El coronavirus deja en Italia 2.500 muertos

"Doctora, dígale a mi mujer que la amo": las horas más duras de los pacientes en Italia

Los médicos son la voz de alivio al otro lado de la barrera: "A los pacientes les traemos las palabras de aliento de sus familiares, los papelitos con mensajes y los dibujos de sus nietos"

Foto: Doctores cuidando a enfermos en Brescia, Italia (EFE)
Doctores cuidando a enfermos en Brescia, Italia (EFE)

En Italia, los médicos que luchan en primera línea de la batalla contra el coronavirus que deja más de 2.500 fallecidos hasta ahora, se enfrentan no solo a una emergencia sanitaria contra un virus desconocido, sino también al drama humano que lleva consigo cada paciente que se contagia por la enfermedad.

"El paciente sabe que está pasando, lo lees en sus ojos", dice una cirujana del hospital de Treviglio (Italia) al diario italiano Il Corriere della Sera, que explica a su vez que los médicos, en estos momentos clave, se convierten en único puente tendido entre amigos y familiares de esas personas contagiadas que quedan aisladas del resto del mundo.

"Dígale a mi mujer que la amo" o "mande un saludo a mi nieta, que acaba de nacer y no la he podido ver", dice la doctora que piden los pacientes mientras están en el hospital luchando contra la enfermedad.

Hospital en Casal Palocco en Roma, Italia (EFE)
Hospital en Casal Palocco en Roma, Italia (EFE)

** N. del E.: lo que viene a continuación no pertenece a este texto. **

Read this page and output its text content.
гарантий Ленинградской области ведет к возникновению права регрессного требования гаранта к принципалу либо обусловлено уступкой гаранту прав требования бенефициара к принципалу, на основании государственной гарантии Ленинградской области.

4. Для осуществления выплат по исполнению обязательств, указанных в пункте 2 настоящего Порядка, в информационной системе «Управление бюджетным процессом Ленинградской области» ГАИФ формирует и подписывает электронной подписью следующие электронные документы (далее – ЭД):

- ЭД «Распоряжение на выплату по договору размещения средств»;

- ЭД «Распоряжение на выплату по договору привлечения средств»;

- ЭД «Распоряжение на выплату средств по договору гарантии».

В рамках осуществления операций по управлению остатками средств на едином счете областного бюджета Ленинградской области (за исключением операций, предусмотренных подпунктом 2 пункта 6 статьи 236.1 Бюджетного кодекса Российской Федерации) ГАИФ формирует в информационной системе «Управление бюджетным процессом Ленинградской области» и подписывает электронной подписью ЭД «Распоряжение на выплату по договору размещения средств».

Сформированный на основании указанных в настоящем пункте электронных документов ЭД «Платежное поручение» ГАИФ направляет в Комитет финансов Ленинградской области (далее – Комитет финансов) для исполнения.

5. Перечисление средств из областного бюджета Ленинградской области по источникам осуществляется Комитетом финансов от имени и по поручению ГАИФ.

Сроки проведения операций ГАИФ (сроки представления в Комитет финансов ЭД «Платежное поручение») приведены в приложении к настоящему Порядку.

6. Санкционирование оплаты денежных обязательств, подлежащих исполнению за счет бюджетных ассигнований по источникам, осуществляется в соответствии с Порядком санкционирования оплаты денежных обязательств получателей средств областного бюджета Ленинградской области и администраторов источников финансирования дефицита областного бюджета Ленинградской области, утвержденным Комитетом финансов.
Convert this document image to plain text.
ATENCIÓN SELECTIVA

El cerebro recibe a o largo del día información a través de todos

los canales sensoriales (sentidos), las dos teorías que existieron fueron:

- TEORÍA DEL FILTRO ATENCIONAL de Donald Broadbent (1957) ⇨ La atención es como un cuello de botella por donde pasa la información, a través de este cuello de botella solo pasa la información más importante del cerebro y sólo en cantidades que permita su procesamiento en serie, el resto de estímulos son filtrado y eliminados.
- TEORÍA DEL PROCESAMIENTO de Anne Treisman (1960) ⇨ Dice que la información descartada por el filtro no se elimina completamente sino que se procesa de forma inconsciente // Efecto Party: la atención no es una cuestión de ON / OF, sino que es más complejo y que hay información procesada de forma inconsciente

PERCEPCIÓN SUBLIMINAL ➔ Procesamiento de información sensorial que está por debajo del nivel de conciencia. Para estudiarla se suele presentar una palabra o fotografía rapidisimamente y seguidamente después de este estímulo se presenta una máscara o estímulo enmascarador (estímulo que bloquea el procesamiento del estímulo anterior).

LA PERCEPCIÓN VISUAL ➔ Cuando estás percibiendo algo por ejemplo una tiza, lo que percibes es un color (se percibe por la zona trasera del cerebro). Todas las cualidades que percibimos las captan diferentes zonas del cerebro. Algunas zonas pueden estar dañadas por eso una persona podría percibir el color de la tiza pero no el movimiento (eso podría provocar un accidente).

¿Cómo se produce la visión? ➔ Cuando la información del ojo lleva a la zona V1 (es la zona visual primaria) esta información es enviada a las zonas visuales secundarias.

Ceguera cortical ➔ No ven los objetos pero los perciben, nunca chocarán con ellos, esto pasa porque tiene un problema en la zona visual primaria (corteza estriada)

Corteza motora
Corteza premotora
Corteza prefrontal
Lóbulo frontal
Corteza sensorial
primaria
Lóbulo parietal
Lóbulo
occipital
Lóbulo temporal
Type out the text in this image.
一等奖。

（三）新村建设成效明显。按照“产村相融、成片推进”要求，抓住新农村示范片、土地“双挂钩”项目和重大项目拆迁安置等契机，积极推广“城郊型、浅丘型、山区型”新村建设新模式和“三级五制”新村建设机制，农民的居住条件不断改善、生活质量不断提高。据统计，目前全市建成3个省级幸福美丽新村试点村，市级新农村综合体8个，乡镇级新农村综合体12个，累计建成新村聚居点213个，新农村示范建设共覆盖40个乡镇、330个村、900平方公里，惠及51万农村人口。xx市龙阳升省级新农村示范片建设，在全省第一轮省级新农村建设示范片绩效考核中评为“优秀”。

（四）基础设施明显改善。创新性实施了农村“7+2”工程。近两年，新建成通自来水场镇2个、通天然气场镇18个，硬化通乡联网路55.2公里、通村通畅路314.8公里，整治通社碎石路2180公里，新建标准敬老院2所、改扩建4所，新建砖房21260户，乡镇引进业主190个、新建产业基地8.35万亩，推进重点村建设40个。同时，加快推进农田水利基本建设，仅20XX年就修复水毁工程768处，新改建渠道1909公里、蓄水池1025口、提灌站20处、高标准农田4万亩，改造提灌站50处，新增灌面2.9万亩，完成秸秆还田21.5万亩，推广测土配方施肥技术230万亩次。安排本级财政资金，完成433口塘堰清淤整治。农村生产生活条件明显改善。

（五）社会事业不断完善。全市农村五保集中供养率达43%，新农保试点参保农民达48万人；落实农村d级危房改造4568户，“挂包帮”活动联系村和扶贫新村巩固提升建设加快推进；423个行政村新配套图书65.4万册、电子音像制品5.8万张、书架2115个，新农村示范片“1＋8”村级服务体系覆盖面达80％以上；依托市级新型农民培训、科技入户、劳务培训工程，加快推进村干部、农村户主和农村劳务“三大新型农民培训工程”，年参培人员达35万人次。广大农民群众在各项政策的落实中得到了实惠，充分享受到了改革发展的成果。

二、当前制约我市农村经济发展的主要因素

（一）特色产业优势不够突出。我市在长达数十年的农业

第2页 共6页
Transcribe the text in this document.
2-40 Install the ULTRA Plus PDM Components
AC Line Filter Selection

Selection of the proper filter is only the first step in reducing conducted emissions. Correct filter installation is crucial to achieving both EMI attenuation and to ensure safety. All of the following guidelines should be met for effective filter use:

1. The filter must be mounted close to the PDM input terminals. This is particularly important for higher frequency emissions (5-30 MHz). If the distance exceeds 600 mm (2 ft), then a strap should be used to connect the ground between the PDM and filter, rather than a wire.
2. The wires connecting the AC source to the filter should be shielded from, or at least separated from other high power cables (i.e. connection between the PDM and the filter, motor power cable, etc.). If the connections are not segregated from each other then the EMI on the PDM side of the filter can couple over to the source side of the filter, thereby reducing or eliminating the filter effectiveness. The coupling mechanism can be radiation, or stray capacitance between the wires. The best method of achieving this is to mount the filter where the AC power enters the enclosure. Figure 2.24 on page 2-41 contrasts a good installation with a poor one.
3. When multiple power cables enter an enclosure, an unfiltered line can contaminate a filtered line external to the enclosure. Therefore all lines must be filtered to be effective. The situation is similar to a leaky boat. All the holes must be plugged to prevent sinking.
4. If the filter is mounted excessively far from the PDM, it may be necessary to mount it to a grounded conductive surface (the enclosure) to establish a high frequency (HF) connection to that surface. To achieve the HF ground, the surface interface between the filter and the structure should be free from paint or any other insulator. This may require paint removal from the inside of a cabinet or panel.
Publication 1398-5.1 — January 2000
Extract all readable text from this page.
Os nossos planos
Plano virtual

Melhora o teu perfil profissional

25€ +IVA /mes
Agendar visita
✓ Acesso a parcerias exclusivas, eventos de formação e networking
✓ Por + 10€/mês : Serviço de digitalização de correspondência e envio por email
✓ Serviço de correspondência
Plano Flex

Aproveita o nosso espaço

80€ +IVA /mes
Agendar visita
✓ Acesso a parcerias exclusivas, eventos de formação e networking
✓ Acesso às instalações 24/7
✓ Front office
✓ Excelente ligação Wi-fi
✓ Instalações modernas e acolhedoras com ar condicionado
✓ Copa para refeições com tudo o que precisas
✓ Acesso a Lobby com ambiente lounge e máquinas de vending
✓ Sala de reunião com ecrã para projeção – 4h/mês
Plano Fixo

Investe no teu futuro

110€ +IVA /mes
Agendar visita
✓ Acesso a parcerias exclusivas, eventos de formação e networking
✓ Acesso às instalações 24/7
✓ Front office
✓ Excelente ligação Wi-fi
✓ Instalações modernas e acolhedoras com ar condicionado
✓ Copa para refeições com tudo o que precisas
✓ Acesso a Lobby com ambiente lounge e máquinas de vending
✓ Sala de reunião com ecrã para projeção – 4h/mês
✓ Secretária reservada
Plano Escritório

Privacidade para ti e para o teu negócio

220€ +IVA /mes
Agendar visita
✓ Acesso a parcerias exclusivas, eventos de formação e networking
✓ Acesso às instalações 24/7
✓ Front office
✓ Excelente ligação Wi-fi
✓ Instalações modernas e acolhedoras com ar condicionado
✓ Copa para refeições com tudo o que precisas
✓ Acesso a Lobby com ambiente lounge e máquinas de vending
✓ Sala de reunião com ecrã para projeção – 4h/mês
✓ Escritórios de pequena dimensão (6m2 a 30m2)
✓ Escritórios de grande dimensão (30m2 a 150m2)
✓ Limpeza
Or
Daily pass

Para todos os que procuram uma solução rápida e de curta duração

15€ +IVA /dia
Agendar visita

El personal sanitario se convierte en la voz de alivio al otro lado de la barrera, los mensajeros de buenas y malas noticias. "A los pacientes les traemos las palabras de aliento que sus familiares nos dan por teléfono, los papelitos con mensajes y los dibujos de los nietos", apunta la doctora. Aunque también les espera la tarea de comunicar la noticia del fallecimiento de sus seres queridos.

"He tenido que comunicárselo a dos hijos de un paciente que vien lejos el uno del otro. No han podido ni siquiera llorarlo juntos. Ya no digo ni siquiera tenderles una mano, porque no podemos.Mueren solos y les llevan a la morgue envueltos en una tela con desinfectante. Nosotros, los médicos, resistimos, debemos hacerlo, pero estamos cerca del colapso psicológico por el esfuerzo, la ansiedad y porque estamos perdiendo a amigos a los que queremos", continúa la cirujana.

La cotidianidad de esta mujer no solo ha cambiado en su centro de trabajo: en casa la rutina de higiene extrema también continúa para no correr el riesgo de infectar a sus hijos, a los que no puede abrazar ni dejar que se acerquen, ni a su marido. Tenía el pelo rubio y largo que le caía por la espalda, pero decidió cortárselo muy corto para reducir posibilidades de contagio.

"Cuando estoy a punto de llegar a casa, aviso a mi marido para que mantenga a los niños alejados de mí. Voy al baño, echo todo a lavar, me doy una ducha de 40 minutos, me restriego con agua y jabón. Después me pongo la mascarilla y, aún así, tengo a mis hijos a una distancia prudencial. Me he cortado el pelo para evitar cualquier posibilidad de traer algo a casa".

Nosotros, los médicos, resistimos, debemos hacerlo, pero estamos cerca del colapso psicológico por el esfuerzo y la ansiedad

A esta profesional de la sanidad, que no reniega ni de su función como doctora ni de su faceta como madre, no le tiembla el pulso en afirmar que "hay responsables con nombres y apellidos" de que no se hayan hecho bien las cosas. "A los médicos no se nos debe poner a trabajar en las condiciones en las que lo estamos haciendo. (...) La zona roja de la Valle Seriana se debería haber cerrado inmediatamente. Los estudios epidemiológicos eran claros, desde el inicio del brote en Wuhan, y la ciencia no es una opinión".

Denuncia que no tienen instrumental sufiiente para tratar a todos ni la protección necesaria para hacerlo. Y pone crudos ejemplos para explicar su "rabia" por la situación: "Si el paciente entra en parada respiratoria, le practicas un masaje cardíaco porque como médico, no puedes dejarle morir. ¿Y cuándo le tienes que entubar? Tienes el tubo pero no el respirador. ¿Entonces? La edad y sufrir otras patologías son criterios de exclusión de las maniobras. Ahora debemos entubar a los pacientes de 40 años. Si mañana llego oyo con diabetes, por ejemplo, voy detrás de ellos. Se discute mucho por la eutanasia, pero estas son personas que, si tuvieramos medios, podrían sobrevivir".